- Promotional release poster
- Directed by: S. S. Wilson
- Screenplay by: Scott Buck
- Story by: S. S. Wilson; Brent Maddock; Nancy Roberts;
- Produced by: Nancy Roberts
- Starring: Michael Gross; Sara Botsford; Brent Roam; Ming Lo; Lydia Look; Sam Ly; J. E. Freeman; August Schellenberg; Billy Drago;
- Cinematography: Virgil L. Harper
- Edited by: Harry B. Miller III
- Music by: Jay Ferguson
- Production company: Stampede Entertainment
- Distributed by: Universal Pictures Home Entertainment
- Release date: January 2, 2004;
- Running time: 97 minutes
- Country: United States
- Language: English

= Tremors 4: The Legend Begins =

2004 film by S. S. Wilson

Tremors 4: The Legend Begins is a 2004 direct-to-video horror Western film directed by S. S. Wilson and written by Brent Maddock, Nancy Roberts, and Wilson. It is the fourth film in the Tremors series of films and released on DVD on January 2, 2004. As a prequel to the earlier films and television series, it depicts the town of Rejection, which is the location that would later be renamed Perfection, the main setting for the first Tremors film. It stars Michael Gross as Hiram Gummer, the great grandfather of the character Burt Gummer, who Gross portrayed in every other Tremors film.

==Plot==
In 1889, the inhabitants of Rejection are completely dependent on the income from a nearby silver mine. One day, water from a hot spring causes graboid eggs to hatch, resulting in the death of 17 miners. Hiram Gummer, great-grandfather of Burt Gummer and the mine's owner, arrives in town to assess the situation. After juvenile graboids that can shoot out of the ground (later dubbed Dirt Dragons) attack his camp one night, he is shocked by their presence. One of his companions, Juan, kills one with a pickaxe, and the pair escape while four others accompanying them are killed.

Inexperienced with and not fond of firearms, Hiram puts out a call for a gunfighter, to which Black Hand Kelly responds. Hiram and Kelly do not get along well, though Kelly succeeds in conveying to Hiram some of his attitude towards firearms and life in general.
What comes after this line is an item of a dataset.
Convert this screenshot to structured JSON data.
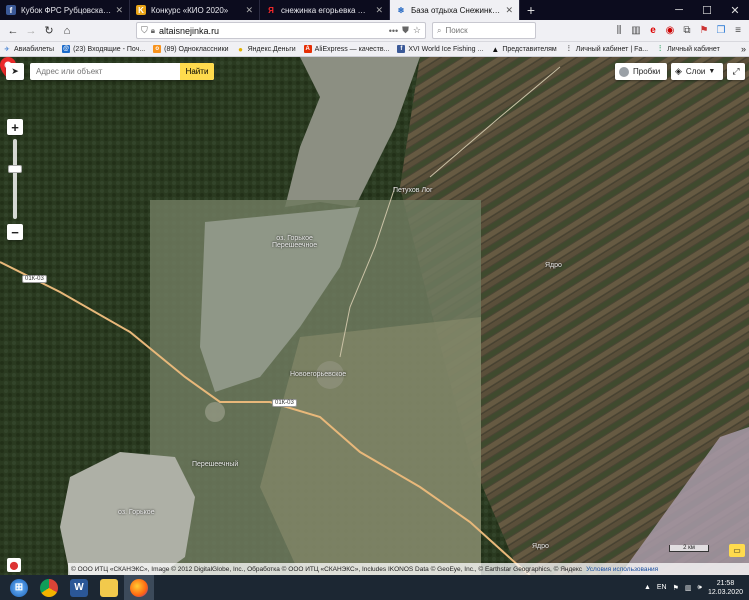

Hiram, Juan, and Kelly discover that a total of four graboids have hatched, including the one Juan killed earlier. Kelly is later eaten alive by a now fully grown graboid. Hiram decides to abandon Rejection and tries to convince the townsfolk to do the same, but they refuse to leave their homes. They also force him to give them the silver mine, threatening to alert potential buyers to the danger if he sells it out from under them. In Carson City, Hiram learns of a telegram revealing that the fully grown graboids have made it through the pass and are headed for the town. Changing his mind, he buys weapons with the last of his valuable belongings, heads back to Rejection to lead a last stand against the graboids, and helps the town prepare itself.

After two graboids are killed, the third one adapts and avoids all of the traps. Hiram tricks it into coming to the surface and then attaches it by the tail to the flywheel of a steam traction engine. The graboid is reeled in and slammed against the front wheels and boiler with such force that it is explosively decapitated. With the creatures dead, the town decides to keep their existence secret for fear that no one would settle in the area if it were known, and to use the mine's proceeds to pay for their belongings. Hiram settles in Rejection (renamed Perfection), building his home in the same place where his great-grandson Burt's would one day be. He is also given a Colt 1865 Gatling gun and begins target practice, enjoying it.

==Cast==
- Michael Gross as Hiram Gummer
- Sara Botsford as Christine Lord
- Billy Drago as Black Hand Kelly
- Brent Roam as Juan Padilla
- August Schellenberg as Tecopa
- J. E. Freeman as Old Fred
- Ming Lo as Pyong Lien Chang
- Lydia Look as Lu Wan Chang
- Sam Ly as Fu Yien Chang
- Neal Kopit as Víctor
- Matthew Seth Wilson as Brick Walters
- John Dixon as Big Horse Johnson
- Dan Lemieux as Stony Walters
- Don Ruffin as Soggy
- Lou Carlucci as Mine Foreman

==Video game==
A browser game tie-in called Dirt Dragons was created to market the film and released on January 2, 2004. The game concept, development, and programming was done by the Stampede Entertainment webmaster Allan Krahl.